PE section header is inited in the following function:
static void
coff_set_alignment_hook (bfd * abfd ATTRIBUTE_UNUSED,
			 asection * section,
			 void * scnhdr)
{
	…
	/* Check for extended relocs.  */
	if (hdr->s_flags & IMAGE_SCN_LNK_NRELOC_OVFL)
	{
struct external_reloc dst;
      struct internal_reloc n;
      file_ptr oldpos = bfd_tell (abfd);
      bfd_size_type relsz = bfd_coff_relsz (abfd);

      if (bfd_seek (abfd, (file_ptr) hdr->s_relptr, 0) != 0) //seek to the first reloc data
	 return;
	  
      if (bfd_bread (& dst, relsz, abfd) != relsz) //read the first reloc data
	  return; 

      coff_swap_reloc_in (abfd, &dst, &n);//fill struct
      if (bfd_seek (abfd, oldpos, 0) != 0)
		return;

      section->reloc_count = hdr->s_nreloc = n.r_vaddr - 1;  //can be controlled
      section->rel_filepos += relsz;
}
…
}	

From the above, when pe section contain extended relocation, reloc_count is assigned from n.r_vaddr.  n is a instance of struct internal_reloc as follow:
struct internal_reloc
{
  bfd_vma r_vaddr;		/* Virtual address of reference */
  long r_symndx;		/* Index into symbol table	*/
  unsigned short r_type;	/* Relocation type		*/
  unsigned char r_size;		/* Used by RS/6000 and ECOFF	*/
  unsigned char r_extern;	/* Used by ECOFF		*/
  unsigned long r_offset;	/* Used by Alpha ECOFF, SPARC, others */
};

r_vaddr's type is unsigned long, it can be 32bit and 64bit, according to the os-archive. it is from the dst, which is a instance of struct external_reloc as follow:
struct external_reloc
{
  char r_vaddr[4];
  char r_symndx[4];
  char r_type[2];
};

So n.r_vaddr is really 32bit wide,  section->reloc_count is also 32bit wide.
(asect->reloc_count + 1) * sizeof (arelent *) can be very large.

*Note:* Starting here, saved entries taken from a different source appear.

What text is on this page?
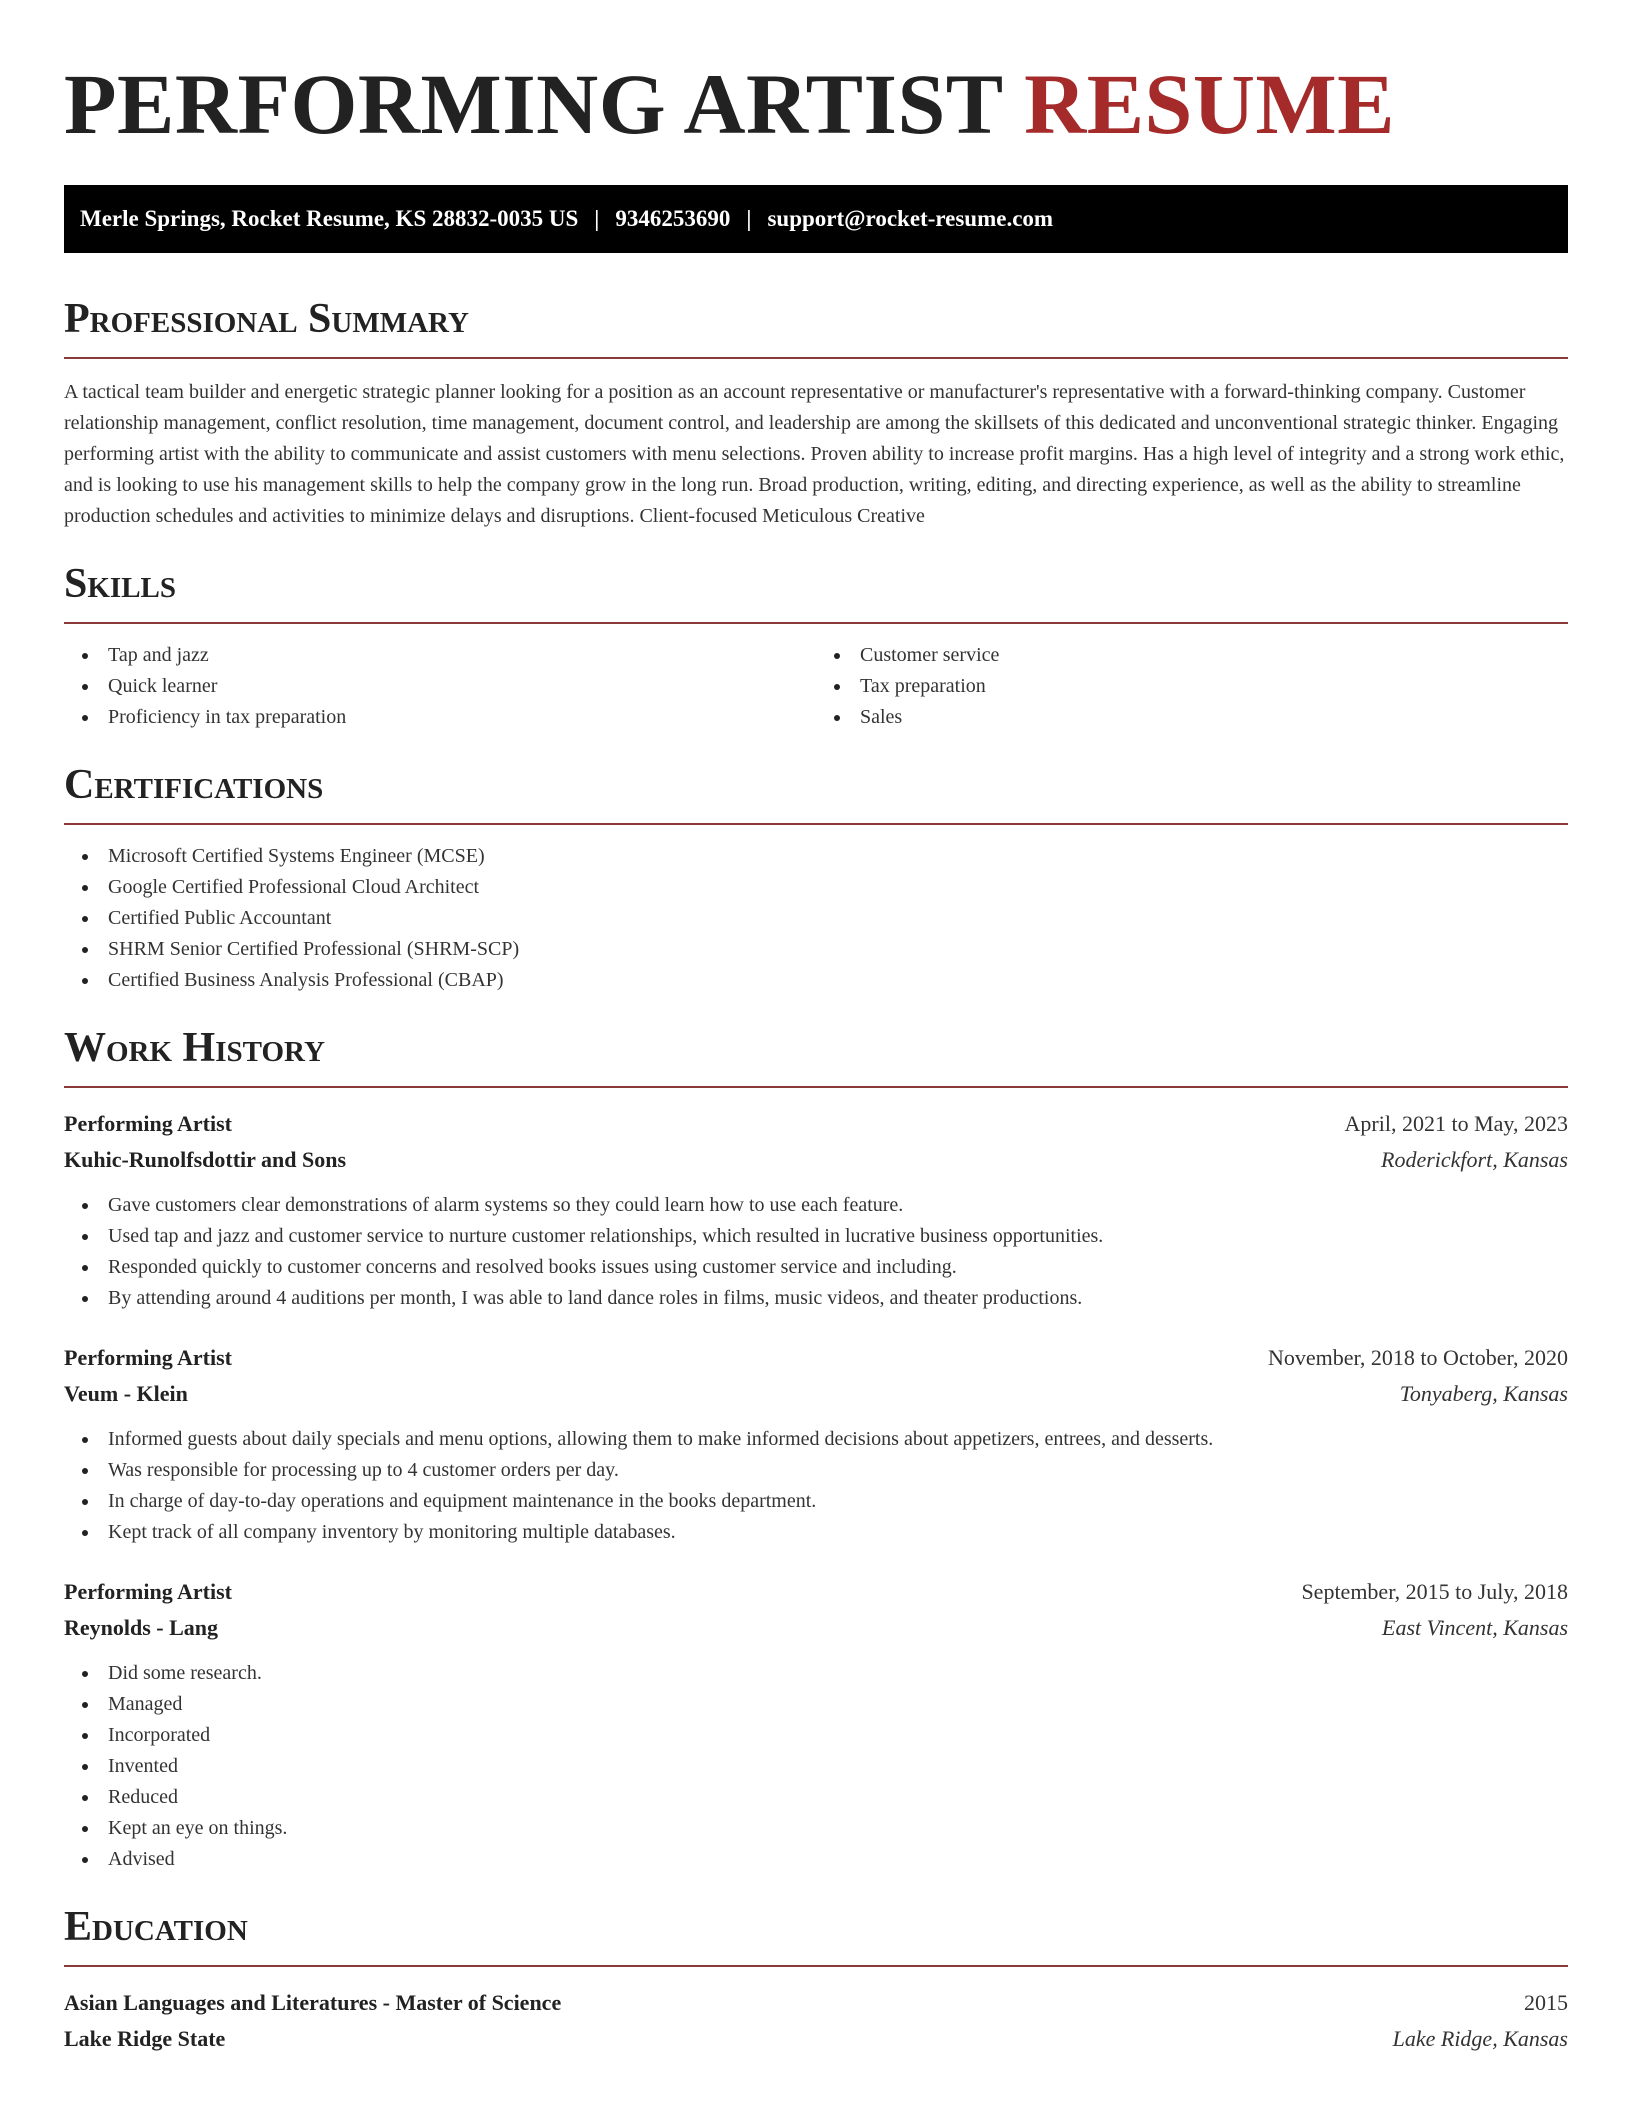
PERFORMING ARTIST RESUME
Merle Springs, Rocket Resume, KS 28832-0035 US | 9346253690 | support@rocket-resume.com
Professional Summary

A tactical team builder and energetic strategic planner looking for a position as an account representative or manufacturer's representative with a forward-thinking company. Customer relationship management, conflict resolution, time management, document control, and leadership are among the skillsets of this dedicated and unconventional strategic thinker. Engaging performing artist with the ability to communicate and assist customers with menu selections. Proven ability to increase profit margins. Has a high level of integrity and a strong work ethic, and is looking to use his management skills to help the company grow in the long run. Broad production, writing, editing, and directing experience, as well as the ability to streamline production schedules and activities to minimize delays and disruptions. Client-focused Meticulous Creative

Skills
Tap and jazz
Quick learner
Proficiency in tax preparation
Customer service
Tax preparation
Sales
Certifications
Microsoft Certified Systems Engineer (MCSE)
Google Certified Professional Cloud Architect
Certified Public Accountant
SHRM Senior Certified Professional (SHRM-SCP)
Certified Business Analysis Professional (CBAP)
Work History
Performing Artist	April, 2021 to May, 2023
Kuhic-Runolfsdottir and Sons	Roderickfort, Kansas
Gave customers clear demonstrations of alarm systems so they could learn how to use each feature.
Used tap and jazz and customer service to nurture customer relationships, which resulted in lucrative business opportunities.
Responded quickly to customer concerns and resolved books issues using customer service and including.
By attending around 4 auditions per month, I was able to land dance roles in films, music videos, and theater productions.
Performing Artist	November, 2018 to October, 2020
Veum - Klein	Tonyaberg, Kansas
Informed guests about daily specials and menu options, allowing them to make informed decisions about appetizers, entrees, and desserts.
Was responsible for processing up to 4 customer orders per day.
In charge of day-to-day operations and equipment maintenance in the books department.
Kept track of all company inventory by monitoring multiple databases.
Performing Artist	September, 2015 to July, 2018
Reynolds - Lang	East Vincent, Kansas
Did some research.
Managed
Incorporated
Invented
Reduced
Kept an eye on things.
Advised
Education
Asian Languages and Literatures - Master of Science	2015
Lake Ridge State	Lake Ridge, Kansas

To control the memory size, it just need to modify the r_vaddr field of first reloc data, if can be from 0 to 0Xffffffff.  

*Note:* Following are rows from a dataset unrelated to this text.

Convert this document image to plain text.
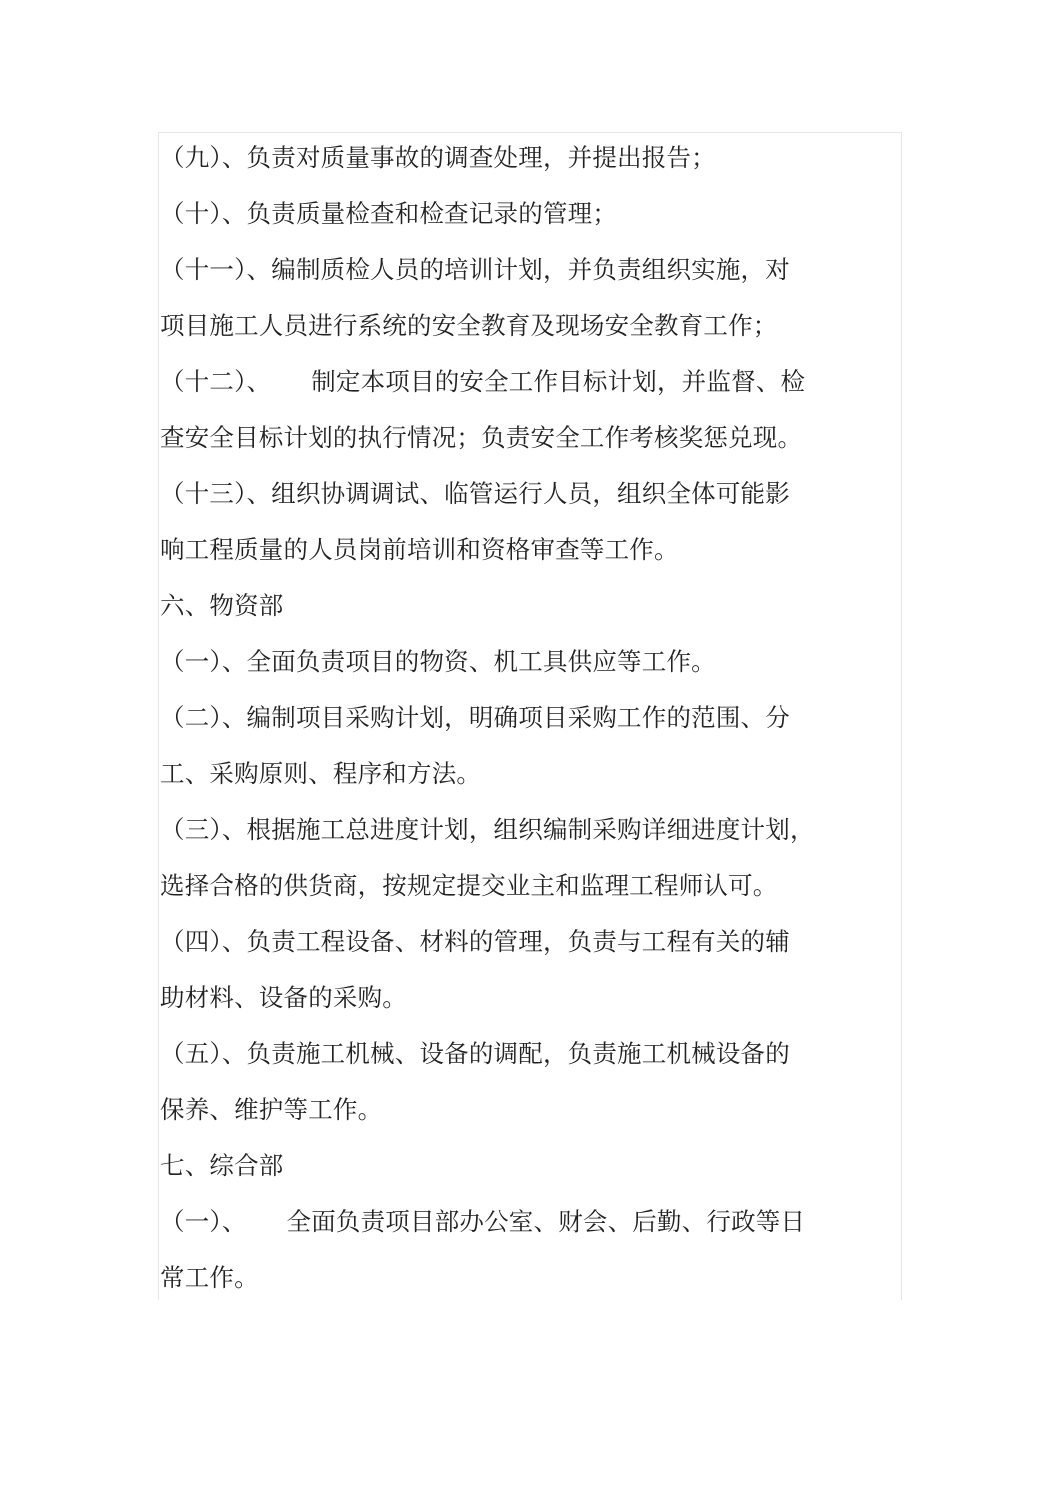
（九）、负责对质量事故的调查处理，并提出报告；
（十）、负责质量检查和检查记录的管理；
（十一）、编制质检人员的培训计划，并负责组织实施，对
项目施工人员进行系统的安全教育及现场安全教育工作；
（十二）、     制定本项目的安全工作目标计划，并监督、检
查安全目标计划的执行情况；负责安全工作考核奖惩兑现。
（十三）、组织协调调试、临管运行人员，组织全体可能影
响工程质量的人员岗前培训和资格审查等工作。
六、物资部
（一）、全面负责项目的物资、机工具供应等工作。
（二）、编制项目采购计划，明确项目采购工作的范围、分
工、采购原则、程序和方法。
（三）、根据施工总进度计划，组织编制采购详细进度计划，
选择合格的供货商，按规定提交业主和监理工程师认可。
（四）、负责工程设备、材料的管理，负责与工程有关的辅
助材料、设备的采购。
（五）、负责施工机械、设备的调配，负责施工机械设备的
保养、维护等工作。
七、综合部
（一）、     全面负责项目部办公室、财会、后勤、行政等日
常工作。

This could cause memory exhaustion to dos.
Comment 1 jgj212 2017-04-27 10:20:00 UTC
Credit:The bug was discovered by ADLab of Venustech
Comment 2 Sourceware Commits 2017-05-02 10:56:08 UTC
The master branch has been updated by Nick Clifton <nickc@sourceware.org>:

https://sourceware.org/git/gitweb.cgi?p=binutils-gdb.git;h=39ff1b79f687b65f4144ddb379f22587003443fb

commit 39ff1b79f687b65f4144ddb379f22587003443fb
Author: Nick Clifton <nickc@redhat.com>
Date:   Tue May 2 11:54:53 2017 +0100

    Prevent memory exhaustion from a corrupt PE binary with an overlarge number of relocs.
    
    	PR 21440
    	* objdump.c (dump_relocs_in_section): Check for an excessive
    	number of relocs before attempting to dump them.
Comment 3 Nick Clifton 2017-05-02 10:58:19 UTC
Thanks for reporting this bug.

I have applied a patch to add a check for the reloc size being larger than
the size of the file, and hence invalid, before an attempt is made to allocate
memory for the relocs.  I think that this should resolve the problem.